Oil Minister Javad Oji says the Islamic Republic cannot produce enough natural gas this winter to fulfill all its needs, meaning some homes in the country are likely to go unheated.
But just six days later, the Oil Ministry’s news service said Iran was discussing with Turkiyeh the renewal of its 25-year gas supply contract in 2026 with a provision for Turkiyeh to buy even more gas from Iran.
In the long run, Oji said October 18, Iran needs some $80 billion in domestic and foreign investment to avoid natural gas shortages in winters.
He warned that the country would face a 200-million cubic meter daily shortage of natural gas this winter. Last winter, Iran produced 705 cubic meters of gas nationally each day.
Addressing the Majlis, he said the $80 billion in investment funds is needed “upstream and downstream to resolve the issue within the next three to four years,” but, without foreign investment, that amount is unreachable.
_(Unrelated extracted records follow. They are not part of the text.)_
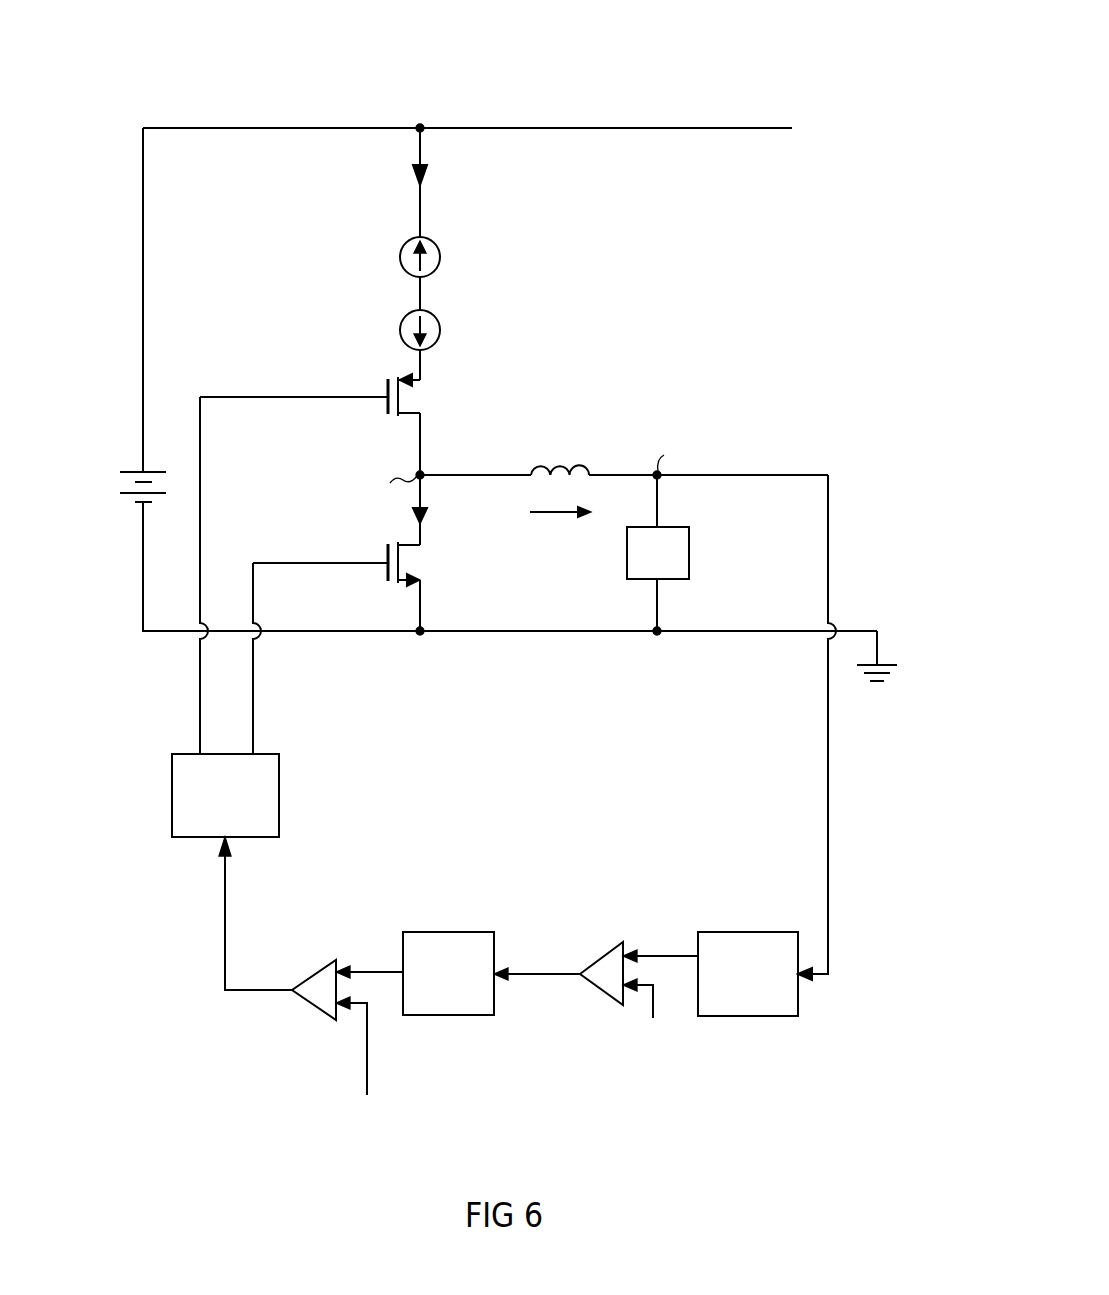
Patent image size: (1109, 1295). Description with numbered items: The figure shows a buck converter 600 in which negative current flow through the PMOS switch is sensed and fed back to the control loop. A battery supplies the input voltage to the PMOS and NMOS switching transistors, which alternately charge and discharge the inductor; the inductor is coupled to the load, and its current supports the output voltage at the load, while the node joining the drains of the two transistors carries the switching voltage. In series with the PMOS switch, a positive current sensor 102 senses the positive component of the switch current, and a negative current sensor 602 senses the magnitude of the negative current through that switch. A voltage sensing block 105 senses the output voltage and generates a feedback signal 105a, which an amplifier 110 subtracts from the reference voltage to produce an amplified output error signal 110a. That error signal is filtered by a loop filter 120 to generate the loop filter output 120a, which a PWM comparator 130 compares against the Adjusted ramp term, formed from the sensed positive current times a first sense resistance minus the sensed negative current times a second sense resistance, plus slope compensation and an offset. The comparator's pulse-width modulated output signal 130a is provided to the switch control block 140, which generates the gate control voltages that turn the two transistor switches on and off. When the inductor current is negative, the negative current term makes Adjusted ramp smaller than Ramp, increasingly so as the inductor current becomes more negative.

The buck converter 600 is at (759, 62).
The negative current sensor 602 is at (403, 250).
The positive current sensor 102 is at (403, 323).
The switch control block 140 is at (252, 838).
The PWM comparator 130 is at (318, 968).
The output signal of comparator 130a is at (224, 962).
The loop filter 120 is at (453, 1017).
The loop filter output 120a is at (379, 970).
The amplifier 110 is at (604, 955).
The amplified output error signal 110a is at (554, 976).
The voltage sensing block 105 is at (740, 932).
The feedback signal 105a is at (660, 955).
Six days later, Shana, the Oil Ministry’s news service, said Iran and Turkiyeh started discussions on renewing Turkiyeh’s contract to buy Iranian gas. The contract expires in 2026. Since 2001, Iran has been obligated to provide Turkiyeh with up to 10 billion cubic meters of natural gas each year. But Iran has often curtailed supplies in winter when Iran was short of its needs.
The head of the Dispatching Department of the National Iranian Gas Co., Mohammad-Reza Julai, said one topic of the talks was an increase in Iranian gas exports to Turkiyeh. But Hamid-Reza Araqi, a former CEO of the National Iranian Gas Co., said growing gas demand from Iranian customers would make it difficult for Iran to export any more gas to Turkiyeh.
Iran needs to develop its oil and gas sectors with technology that is available only from Western energy firms to boost production, which is gradually falling. As natural pressure in the South Pars gasfield is dropping, Tehran needs billions to build larger platforms to extract more gas.
More than 70 percent of Iran’s energy is supplied by natural gas and the South Pars field is responsible for around 75 percent of this amount, the oil minister said, underlining that the lack of investment to develop gasfields is the main cause of this shortage.
Iranian officials and government-controlled media were claiming in August and September that as winter approaches in Europe the West would need Iran’s energy and might make more concessions in the nuclear talks.
Iran has the second largest natural gas reserves in the world, holding more than 17 percent of the gas discovered globally. However, without foreign investment and technology, it will become a natural gas importer, while the US sanctions do not allow Western companies to have any business dealings with the country. Iran is understood to be talking to Moscow about possibly buying gas from Russia.